Tant d’événements qui alimentent des interrogations sur la Turquie en tant que modèle à suivre pour les pays du Printemps arabe. Pour le rappeler, la Turquie a été érigée en exemple par les partis islamistes qui, à Tunis ou au Caire, ont remporté les pre­mières élections démocratiques issues du Printemps arabe. Sa pluralité politique, couplée à sa saisissante réussite économique, sans pour autant renier ses fondements islamiques, a été vantée partout dans le monde arabe, pour ainsi prouver à quiconque doutait que l’islam est compatible avec la démocratie. Mais selon l’opposition, la répression démesurée qui s’abat depuis vendredi sur les manifestants ternit sans conteste le succès de ce qui a été appelé le modèle turc. « La répression violente en cours en Turquie est une preuve de l’échec des islamistes, alors même que l’Occident a souvent présenté le gouvernement d’Ankara comme le modèle de l’islam démocratique », a déclaré le leader du parti de gauche tunisien, Hamma Hammami.

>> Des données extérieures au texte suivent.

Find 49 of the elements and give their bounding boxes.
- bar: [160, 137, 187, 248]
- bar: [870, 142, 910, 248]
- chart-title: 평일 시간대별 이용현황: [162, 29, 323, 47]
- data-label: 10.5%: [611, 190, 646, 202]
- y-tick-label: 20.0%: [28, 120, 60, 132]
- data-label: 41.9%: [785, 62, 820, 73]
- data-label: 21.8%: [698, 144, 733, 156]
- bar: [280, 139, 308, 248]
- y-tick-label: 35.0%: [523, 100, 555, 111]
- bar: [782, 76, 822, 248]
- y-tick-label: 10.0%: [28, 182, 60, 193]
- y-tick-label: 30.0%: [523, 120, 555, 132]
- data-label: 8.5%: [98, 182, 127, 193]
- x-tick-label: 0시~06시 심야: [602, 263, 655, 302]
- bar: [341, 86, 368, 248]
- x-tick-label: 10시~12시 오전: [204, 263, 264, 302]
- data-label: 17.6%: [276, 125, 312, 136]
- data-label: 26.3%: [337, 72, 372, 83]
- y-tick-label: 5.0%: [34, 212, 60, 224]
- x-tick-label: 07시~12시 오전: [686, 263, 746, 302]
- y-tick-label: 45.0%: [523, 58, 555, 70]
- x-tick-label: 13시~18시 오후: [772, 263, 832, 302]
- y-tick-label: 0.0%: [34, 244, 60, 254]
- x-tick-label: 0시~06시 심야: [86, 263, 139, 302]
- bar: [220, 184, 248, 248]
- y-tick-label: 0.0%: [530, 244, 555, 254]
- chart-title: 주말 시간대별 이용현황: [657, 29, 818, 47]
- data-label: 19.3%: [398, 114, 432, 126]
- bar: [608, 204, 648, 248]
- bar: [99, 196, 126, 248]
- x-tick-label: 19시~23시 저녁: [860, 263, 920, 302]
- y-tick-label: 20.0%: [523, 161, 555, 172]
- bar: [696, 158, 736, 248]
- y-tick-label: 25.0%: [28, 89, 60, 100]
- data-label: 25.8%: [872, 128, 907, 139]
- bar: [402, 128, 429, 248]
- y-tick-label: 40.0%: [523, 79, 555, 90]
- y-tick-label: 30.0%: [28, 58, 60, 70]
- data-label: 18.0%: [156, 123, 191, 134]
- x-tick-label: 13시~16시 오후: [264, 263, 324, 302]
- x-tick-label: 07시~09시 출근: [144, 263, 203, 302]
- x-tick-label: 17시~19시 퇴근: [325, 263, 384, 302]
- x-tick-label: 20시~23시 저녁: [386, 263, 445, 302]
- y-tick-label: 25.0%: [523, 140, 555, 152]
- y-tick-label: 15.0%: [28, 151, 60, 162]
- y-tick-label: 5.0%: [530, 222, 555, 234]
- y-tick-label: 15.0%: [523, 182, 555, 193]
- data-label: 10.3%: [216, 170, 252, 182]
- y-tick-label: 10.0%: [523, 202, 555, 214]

Abdel-Qader voit la question d’un oeil différent. « A mon avis, le régime turc n’a pas perdu cette qualification. Il reste toujours un exemple à suivre pour ces nouveaux régimes. Au moins ici, il a pu réaliser un succès politique et économique qui a donné à la Turquie un rang mondial distingué », dit-il.

Il faut le dire : avec une opposition fragmentée sans leader charismatique, la voie demeure cependant libre pour Erdogan. Donc, pas de menace concernant le maintien du premier ministre à son poste, car il n’y a aucune personnalité en mesure de contester sérieusement son autorité et aucune opposition structurée en face de lui. Mais la question de son avenir poli­tique se posera bientôt, puisque la Constitution ne lui permet pas de rester à la tête du gouvernement au-delà de 2015. « Il faut absolument qu’Erdogan tente de désamorcer la crise. Il est capable de le faire. La situation reste jusque-là contrôlable », conclut le politologue.